В этот миг Леон услышал тихий шорох и почувствовал, как проснулась и приподнялась в постели Айя, подалась к нему, замерла за его спиной.
– А еще у меня большой прорыв в науке! – увлеченно воскликнула Владка. – У меня скоро денег будет, Лео… я тебя озолочу! Только выправлю патент. Тут знающие люди говорят, что вот это уже – настоящее изобретение!
– Опять изобретение, – поморщился Леон. – Что ты там еще наворотила, а?
– Только никому, ладно? Это секрет – до патента. А то украдут. Мне дядька в ихнем комитете так и сказал: не советую вам сильно откровенничать по техническим деталям.
– Ну, короче… – Леон наслаждался, слушая звонкий, даже ночью, даже со сна, ее подростковый голос. В этом голосе заключено было все очарование его детства: Одесса, коммуналка, две любимые старухи, свирепые Владкины драки, с милицейскими приводами, дикие картины ее друзей-художников, синее море и два тенора – как два крыла, – однозвучным колокольчиком взмывавшие над искристой синевой…
– Гондононадеватель, – таинственно сообщила она, приблизив лицо к экрану.
Леон онемел – видать, за прошедшие без нее годы потерял квалификацию.
– Автоматический гондононадеватель, – торжественно и терпеливо повторила Владка.
Еще пару мгновений сын молча рассматривал четкое и живое изображение на экране.
– Господи… ты хоть видала когда-нибудь гондон? – наконец спросил он.
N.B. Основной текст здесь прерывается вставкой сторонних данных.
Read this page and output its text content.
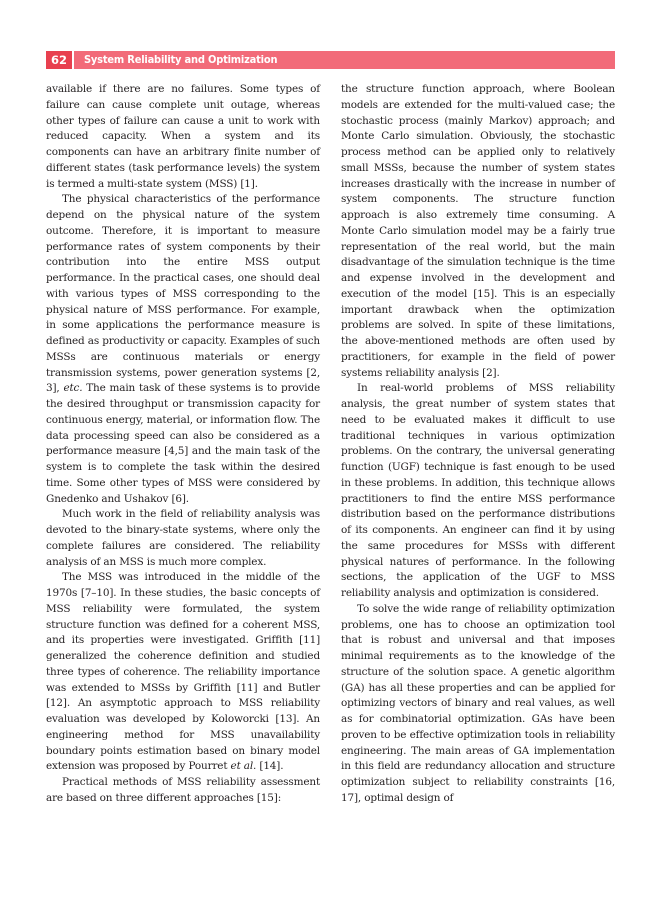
62	System Reliability and Optimization

available if there are no failures. Some types of failure can cause complete unit outage, whereas other types of failure can cause a unit to work with reduced capacity. When a system and its components can have an arbitrary finite number of different states (task performance levels) the system is termed a multi-state system (MSS) [1].

The physical characteristics of the performance depend on the physical nature of the system outcome. Therefore, it is important to measure performance rates of system components by their contribution into the entire MSS output performance. In the practical cases, one should deal with various types of MSS corresponding to the physical nature of MSS performance. For example, in some applications the performance measure is defined as productivity or capacity. Examples of such MSSs are continuous materials or energy transmission systems, power generation systems [2, 3], etc. The main task of these systems is to provide the desired throughput or transmission capacity for continuous energy, material, or information flow. The data processing speed can also be considered as a performance measure [4,5] and the main task of the system is to complete the task within the desired time. Some other types of MSS were considered by Gnedenko and Ushakov [6].

Much work in the field of reliability analysis was devoted to the binary-state systems, where only the complete failures are considered. The reliability analysis of an MSS is much more complex.

The MSS was introduced in the middle of the 1970s [7–10]. In these studies, the basic concepts of MSS reliability were formulated, the system structure function was defined for a coherent MSS, and its properties were investigated. Griffith [11] generalized the coherence definition and studied three types of coherence. The reliability importance was extended to MSSs by Griffith [11] and Butler [12]. An asymptotic approach to MSS reliability evaluation was developed by Koloworcki [13]. An engineering method for MSS unavailability boundary points estimation based on binary model extension was proposed by Pourret et al. [14].

Practical methods of MSS reliability assessment are based on three different approaches [15]:

the structure function approach, where Boolean models are extended for the multi-valued case; the stochastic process (mainly Markov) approach; and Monte Carlo simulation. Obviously, the stochastic process method can be applied only to relatively small MSSs, because the number of system states increases drastically with the increase in number of system components. The structure function approach is also extremely time consuming. A Monte Carlo simulation model may be a fairly true representation of the real world, but the main disadvantage of the simulation technique is the time and expense involved in the development and execution of the model [15]. This is an especially important drawback when the optimization problems are solved. In spite of these limitations, the above-mentioned methods are often used by practitioners, for example in the field of power systems reliability analysis [2].

In real-world problems of MSS reliability analysis, the great number of system states that need to be evaluated makes it difficult to use traditional techniques in various optimization problems. On the contrary, the universal generating function (UGF) technique is fast enough to be used in these problems. In addition, this technique allows practitioners to find the entire MSS performance distribution based on the performance distributions of its components. An engineer can find it by using the same procedures for MSSs with different physical natures of performance. In the following sections, the application of the UGF to MSS reliability analysis and optimization is considered.

To solve the wide range of reliability optimization problems, one has to choose an optimization tool that is robust and universal and that imposes minimal requirements as to the knowledge of the structure of the solution space. A genetic algorithm (GA) has all these properties and can be applied for optimizing vectors of binary and real values, as well as for combinatorial optimization. GAs have been proven to be effective optimization tools in reliability engineering. The main areas of GA implementation in this field are redundancy allocation and structure optimization subject to reliability constraints [16, 17], optimal design of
– Конечно, видала, – обиделась Владка. – На лекции по СПИДу в комитете афганских вдов и матерей. Нам такие страсти порассказали. И тут я представила – а если у мужика рук нет? А ведь сколько у нас этих инвалидо-солдат! Ведь это какая проблема, а? Сразу вспомнила такой пластмассовый пистолет с раструбом, помнишь, в детстве у тебя был, шариками стрелял… И это дало мне идею!
Айя позади Леона приподнялась на коленях, положила обе руки на его плечи, придвинулась, прижалась теплой грудью к его спине.
– Ой, эт кто это там? – восхитилась Владка, пытаясь разглядеть обнаженную девушку за спиной сына. – Шикарная какая деваха! Только ты приодень ее, Лео, слышь? Чё эт декольте у нее… до аппендицита!
Сын расхохотался. Все было восхитительно и все по-прежнему: каждое Владкино слово – лишнее, за каждую фразу ее хочется прибить.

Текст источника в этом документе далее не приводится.